• Le non salutaire

    Le non salutaire

     

    Je suis de ces personnes un peu timides et trop serviables qui ne savent pas dire non. Du plus loin que je me souvienne, ça a toujours été le cas. 

    Je pense que ça tient à mon éducation : mes parents non plus ne savent pas vraiment dire non. Peur de décevoir, peur de s'opposer, et un peu de satisfaction ressentie quand les gens ont besoin de nos services, parce qu'on n'a pas vraiment confiance en nous au fond.

    Déjà pendant ma deuxième grossesse, j'avais fait un petit craquage nerveux car j'avais la sensation qu'au boulot, on abusait un peu de ma gentillesse pour me coller plein de choses sur le dos; la psychologue que je voyais alors régulièrement avait déjà pointé du doigt le problème : "Mais pourquoi ne dites-vous pas non ? Que se passera-t-il si vous dites non ?". On ne se refait pas... Ou peut-être que si, un peu, à force de travail sur soi.

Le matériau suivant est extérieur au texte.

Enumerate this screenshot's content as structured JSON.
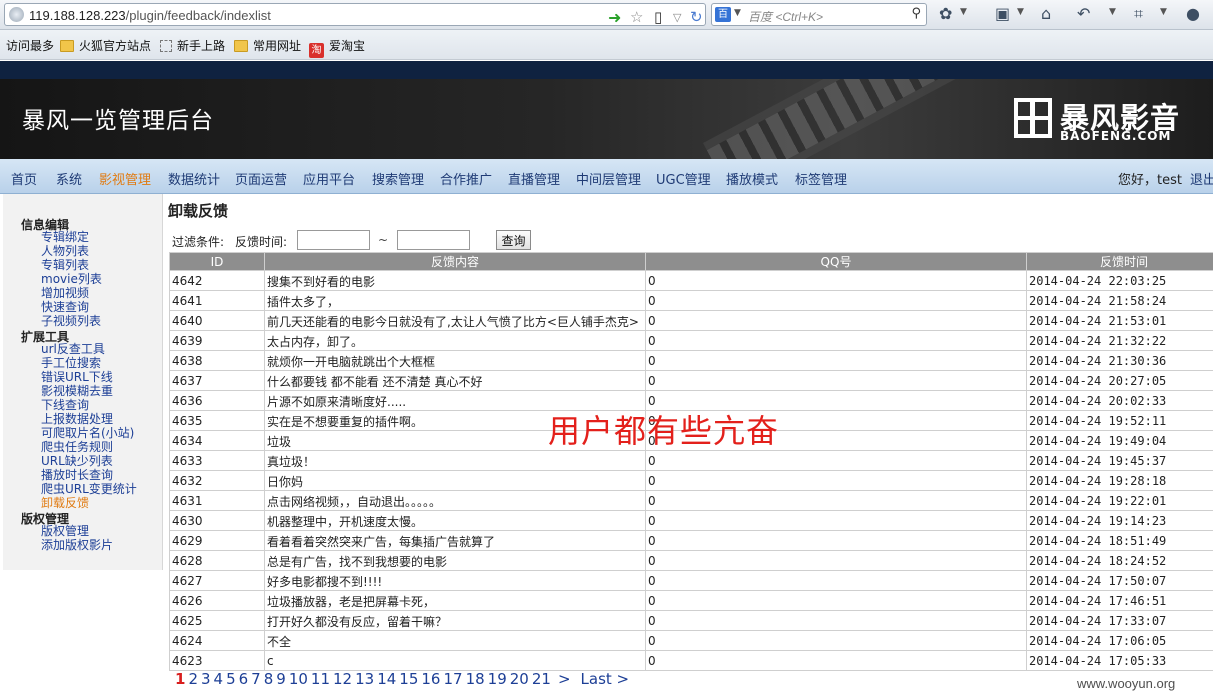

    Le mois dernier, contre toute attente, j'ai enfin dit un grand NON à une collègue qui essayait de me refiler son travail sous prétexte qu'exceptionnellement je lui avais rendu service l'année précédente. C'est un peu anodin, en soi, mais pour moi ce fut une vraie victoire. Il y a des gens à qui vous donnez la main et qui vous prennent le bras tout entier. Ce jour dont je n'ai pas retenu la date m'a marquée profondément.

    Combien sommes nous à être pris au piège de demandes exigeantes que nous n'avions pas vu venir ? Combien sommes nous à êtres pris au piège de personnes qui nous utilisent parce qu'on a eu le malheur de leur dire oui une fois ? 

    Parce que j'ai une machine à coudre, il fut un temps où tout un tas de personnes me donnaient leur ourlets à faire, alors qu'en fait, je n'ai jamais appris à faire un ourlet, je ne suis pas couturière, je bidouille juste à mes heures perdues. Mais je n'osais pas dire non. 

    Vous connaissez l'adage : "trop bon, trop con". 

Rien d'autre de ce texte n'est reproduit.